Un seul mécanisme — la condensation de cohérence — explique :

AnomalieExplication DEBA
Matière noireCondensation de cohérence (champ émergent, pas de particules)
Énergie sombreDynamique d’expansion des bulles (pas d’ajustement)
Trous noirs précocesAttracteurs de Type II aux interfaces (formation instantanée)
Anomalies du CMBSignatures d’interfaces inter-bulles
Filaments en rotationGradients de cohérence aux frontières
Objets ultra-lumineuxAttracteurs de Type I (instabilités internes)

Sept anomalies. Un seul mécanisme.

C’est cela, l’unification.


5. Falsifiabilité : Le critère de la science

DEBA fait quatre prédictions quantitatives testables avec les données existantes :

PrédictionTestCritère de falsification
Distribution fractale des objets JWSTFonction de corrélation w(θ) ~ θ^(-γ)γ < 0.3
M_BH/M_gal >> 10⁻³ pour les AGN précocesSpectroscopie JWSTRatio < 10⁻²·⁵ pour >80%
Corrélation AGN avec le Cold SpotSuperposition JWST + PlanckCorrélation < 0.4
v_rot ∝ ∇s pour les filamentsCinématique MeerKATPas de corrélation

Si une prédiction échoue, DEBA est falsifiée.
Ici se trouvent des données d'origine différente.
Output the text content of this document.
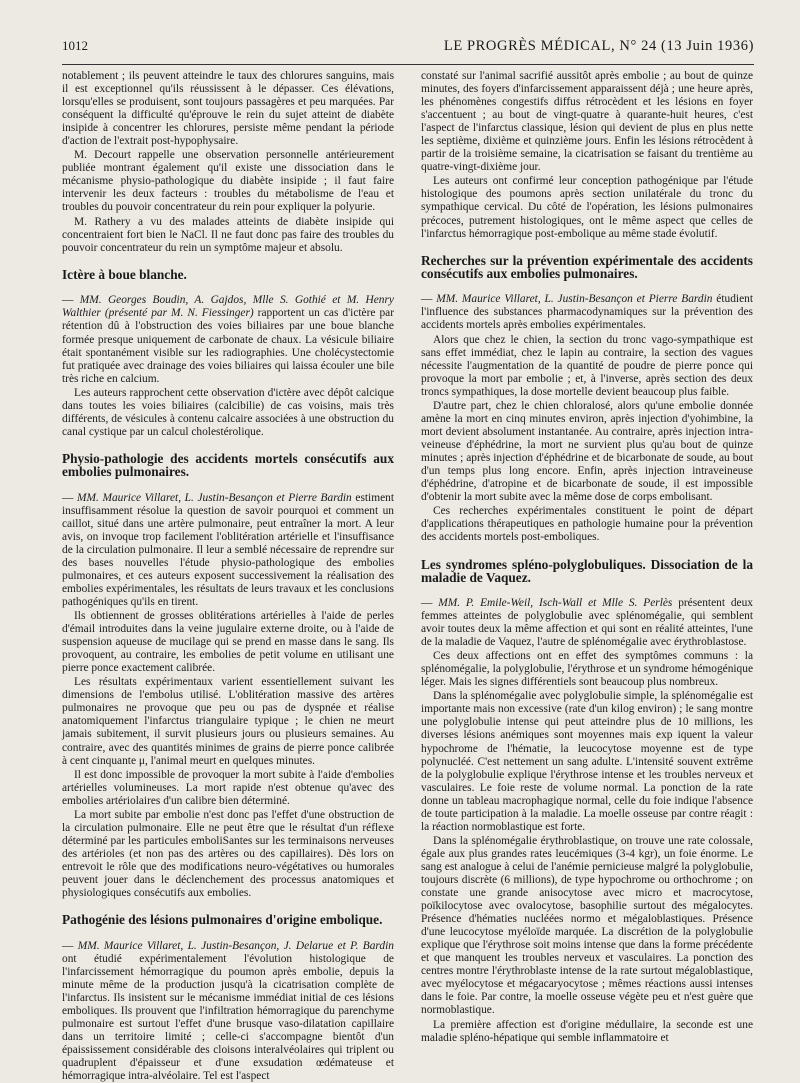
1012	LE PROGRÈS MÉDICAL, N° 24 (13 Juin 1936)

notablement ; ils peuvent atteindre le taux des chlorures sanguins, mais il est exceptionnel qu'ils réussissent à le dépasser. Ces élévations, lorsqu'elles se produisent, sont toujours passagères et peu marquées. Par conséquent la difficulté qu'éprouve le rein du sujet atteint de diabète insipide à concentrer les chlorures, persiste même pendant la période d'action de l'extrait post-hypophysaire.

M. Decourt rappelle une observation personnelle antérieurement publiée montrant également qu'il existe une dissociation dans le mécanisme physio-pathologique du diabète insipide ; il faut faire intervenir les deux facteurs : troubles du métabolisme de l'eau et troubles du pouvoir concentrateur du rein pour expliquer la polyurie.

M. Rathery a vu des malades atteints de diabète insipide qui concentraient fort bien le NaCl. Il ne faut donc pas faire des troubles du pouvoir concentrateur du rein un symptôme majeur et absolu.

Ictère à boue blanche.
— MM. Georges Boudin, A. Gajdos, Mlle S. Gothié et M. Henry Walthier (présenté par M. N. Fiessinger) rapportent un cas d'ictère par rétention dû à l'obstruction des voies biliaires par une boue blanche formée presque uniquement de carbonate de chaux. La vésicule biliaire était spontanément visible sur les radiographies. Une cholécystectomie fut pratiquée avec drainage des voies biliaires qui laissa écouler une bile très riche en calcium.

Les auteurs rapprochent cette observation d'ictère avec dépôt calcique dans toutes les voies biliaires (calcibilie) de cas voisins, mais très différents, de vésicules à contenu calcaire associées à une obstruction du canal cystique par un calcul cholestérolique.

Physio-pathologie des accidents mortels consécutifs aux embolies pulmonaires.
— MM. Maurice Villaret, L. Justin-Besançon et Pierre Bardin estiment insuffisamment résolue la question de savoir pourquoi et comment un caillot, situé dans une artère pulmonaire, peut entraîner la mort. A leur avis, on invoque trop facilement l'oblitération artérielle et l'insuffisance de la circulation pulmonaire. Il leur a semblé nécessaire de reprendre sur des bases nouvelles l'étude physio-pathologique des embolies pulmonaires, et ces auteurs exposent successivement la réalisation des embolies expérimentales, les résultats de leurs travaux et les conclusions pathogéniques qu'ils en tirent.

Ils obtiennent de grosses oblitérations artérielles à l'aide de perles d'émail introduites dans la veine jugulaire externe droite, ou à l'aide de suspension aqueuse de mucilage qui se prend en masse dans le sang. Ils provoquent, au contraire, les embolies de petit volume en utilisant une pierre ponce exactement calibrée.

Les résultats expérimentaux varient essentiellement suivant les dimensions de l'embolus utilisé. L'oblitération massive des artères pulmonaires ne provoque que peu ou pas de dyspnée et réalise anatomiquement l'infarctus triangulaire typique ; le chien ne meurt jamais subitement, il survit plusieurs jours ou plusieurs semaines. Au contraire, avec des quantités minimes de grains de pierre ponce calibrée à cent cinquante μ, l'animal meurt en quelques minutes.

Il est donc impossible de provoquer la mort subite à l'aide d'embolies artérielles volumineuses. La mort rapide n'est obtenue qu'avec des embolies artériolaires d'un calibre bien déterminé.

La mort subite par embolie n'est donc pas l'effet d'une obstruction de la circulation pulmonaire. Elle ne peut être que le résultat d'un réflexe déterminé par les particules emboliSantes sur les terminaisons nerveuses des artérioles (et non pas des artères ou des capillaires). Dès lors on entrevoit le rôle que des modifications neuro-végétatives ou humorales peuvent jouer dans le déclenchement des processus anatomiques et physiologiques consécutifs aux embolies.

Pathogénie des lésions pulmonaires d'origine embolique.
— MM. Maurice Villaret, L. Justin-Besançon, J. Delarue et P. Bardin ont étudié expérimentalement l'évolution histologique de l'infarcissement hémorragique du poumon après embolie, depuis la minute même de la production jusqu'à la cicatrisation complète de l'infarctus. Ils insistent sur le mécanisme immédiat initial de ces lésions emboliques. Ils prouvent que l'infiltration hémorragique du parenchyme pulmonaire est surtout l'effet d'une brusque vaso-dilatation capillaire dans un territoire limité ; celle-ci s'accompagne bientôt d'un épaississement considérable des cloisons interalvéolaires qui triplent ou quadruplent d'épaisseur et d'une exsudation œdémateuse et hémorragique intra-alvéolaire. Tel est l'aspect

constaté sur l'animal sacrifié aussitôt après embolie ; au bout de quinze minutes, des foyers d'infarcissement apparaissent déjà ; une heure après, les phénomènes congestifs diffus rétrocèdent et les lésions en foyer s'accentuent ; au bout de vingt-quatre à quarante-huit heures, c'est l'aspect de l'infarctus classique, lésion qui devient de plus en plus nette les septième, dixième et quinzième jours. Enfin les lésions rétrocèdent à partir de la troisième semaine, la cicatrisation se faisant du trentième au quatre-vingt-dixième jour.

Les auteurs ont confirmé leur conception pathogénique par l'étude histologique des poumons après section unilatérale du tronc du sympathique cervical. Du côté de l'opération, les lésions pulmonaires précoces, putrement histologiques, ont le même aspect que celles de l'infarctus hémorragique post-embolique au même stade évolutif.

Recherches sur la prévention expérimentale des accidents consécutifs aux embolies pulmonaires.
— MM. Maurice Villaret, L. Justin-Besançon et Pierre Bardin étudient l'influence des substances pharmacodynamiques sur la prévention des accidents mortels après embolies expérimentales.

Alors que chez le chien, la section du tronc vago-sympathique est sans effet immédiat, chez le lapin au contraire, la section des vagues nécessite l'augmentation de la quantité de poudre de pierre ponce qui provoque la mort par embolie ; et, à l'inverse, après section des deux troncs sympathiques, la dose mortelle devient beaucoup plus faible.

D'autre part, chez le chien chloralosé, alors qu'une embolie donnée amène la mort en cinq minutes environ, après injection d'yohimbine, la mort devient absolument instantanée. Au contraire, après injection intra-veineuse d'éphédrine, la mort ne survient plus qu'au bout de quinze minutes ; après injection d'éphédrine et de bicarbonate de soude, au bout d'un temps plus long encore. Enfin, après injection intraveineuse d'éphédrine, d'atropine et de bicarbonate de soude, il est impossible d'obtenir la mort subite avec la même dose de corps embolisant.

Ces recherches expérimentales constituent le point de départ d'applications thérapeutiques en pathologie humaine pour la prévention des accidents mortels post-emboliques.

Les syndromes spléno-polyglobuliques. Dissociation de la maladie de Vaquez.
— MM. P. Emile-Weil, Isch-Wall et Mlle S. Perlès présentent deux femmes atteintes de polyglobulie avec splénomégalie, qui semblent avoir toutes deux la même affection et qui sont en réalité atteintes, l'une de la maladie de Vaquez, l'autre de splénomégalie avec érythroblastose.

Ces deux affections ont en effet des symptômes communs : la splénomégalie, la polyglobulie, l'érythrose et un syndrome hémogénique léger. Mais les signes différentiels sont beaucoup plus nombreux.

Dans la splénomégalie avec polyglobulie simple, la splénomégalie est importante mais non excessive (rate d'un kilog environ) ; le sang montre une polyglobulie intense qui peut atteindre plus de 10 millions, les diverses lésions anémiques sont moyennes mais exp iquent la valeur hypochrome de l'hématie, la leucocytose moyenne est de type polynucléé. C'est nettement un sang adulte. L'intensité souvent extrême de la polyglobulie explique l'érythrose intense et les troubles nerveux et vasculaires. Le foie reste de volume normal. La ponction de la rate donne un tableau macrophagique normal, celle du foie indique l'absence de toute participation à la maladie. La moelle osseuse par contre réagit : la réaction normoblastique est forte.

Dans la splénomégalie érythroblastique, on trouve une rate colossale, égale aux plus grandes rates leucémiques (3-4 kgr), un foie énorme. Le sang est analogue à celui de l'anémie pernicieuse malgré la polyglobulie, toujours discrète (6 millions), de type hypochrome ou orthochrome ; on constate une grande anisocytose avec micro et macrocytose, poïkilocytose avec ovalocytose, basophilie surtout des mégalocytes. Présence d'hématies nucléées normo et mégaloblastiques. Présence d'une leucocytose myéloïde marquée. La discrétion de la polyglobulie explique que l'érythrose soit moins intense que dans la forme précédente et que manquent les troubles nerveux et vasculaires. La ponction des centres montre l'érythroblaste intense de la rate surtout mégaloblastique, avec myélocytose et mégacaryocytose ; mêmes réactions aussi intenses dans le foie. Par contre, la moelle osseuse végète peu et n'est guère que normoblastique.

La première affection est d'origine médullaire, la seconde est une maladie spléno-hépatique qui semble inflammatoire et
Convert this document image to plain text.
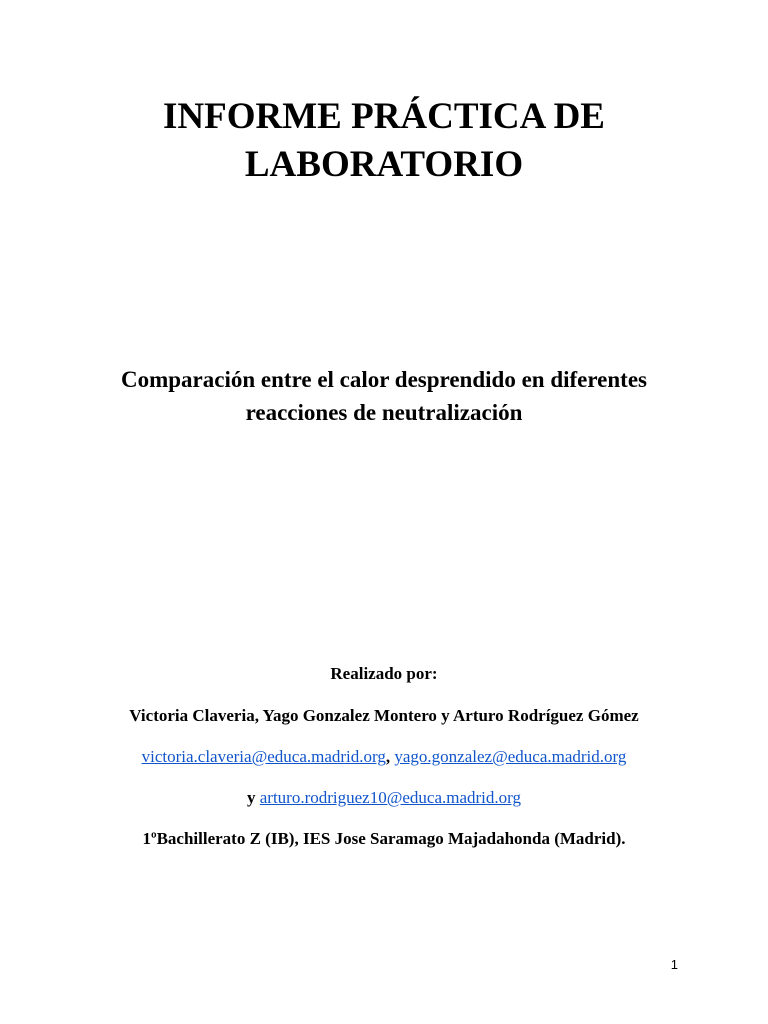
INFORME PRÁCTICA DE
LABORATORIO
Comparación entre el calor desprendido en diferentes
reacciones de neutralización
Realizado por:
Victoria Claveria, Yago Gonzalez Montero y Arturo Rodríguez Gómez
victoria.claveria@educa.madrid.org, yago.gonzalez@educa.madrid.org
y arturo.rodriguez10@educa.madrid.org
1ºBachillerato Z (IB), IES Jose Saramago Majadahonda (Madrid).
1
ΛCDM peut-il en dire autant ?

Quelle observation falsifierait la matière noire ? L’énergie sombre ? Le modèle standard est protégé par sa flexibilité — toute observation peut être accommodée par un nouveau paramètre.


6. Un parallèle historique

En 1927, Georges Lemaître proposa que l’univers était en expansion à partir d’un « atome primitif ». Albert Einstein rejeta l’idée : « Vos calculs sont corrects, mais votre physique est abominable. »

Lemaître avait raison. L’establishment avait tort.

Aujourd’hui, nous faisons face à un moment similaire. Les observations s’accumulent que ΛCDM ne peut expliquer sans multiplier les hypothèses. Une alternative existe qui les explique toutes par un seul mécanisme.

La question n’est pas de savoir si DEBA est correct — c’est aux observations de le décider. La question est de savoir si la communauté scientifique l’examinera, ou protégera le paradigme.


7. Conclusion : La science exige l’ouverture

Cet article ne prétend pas que DEBA est définitivement correct.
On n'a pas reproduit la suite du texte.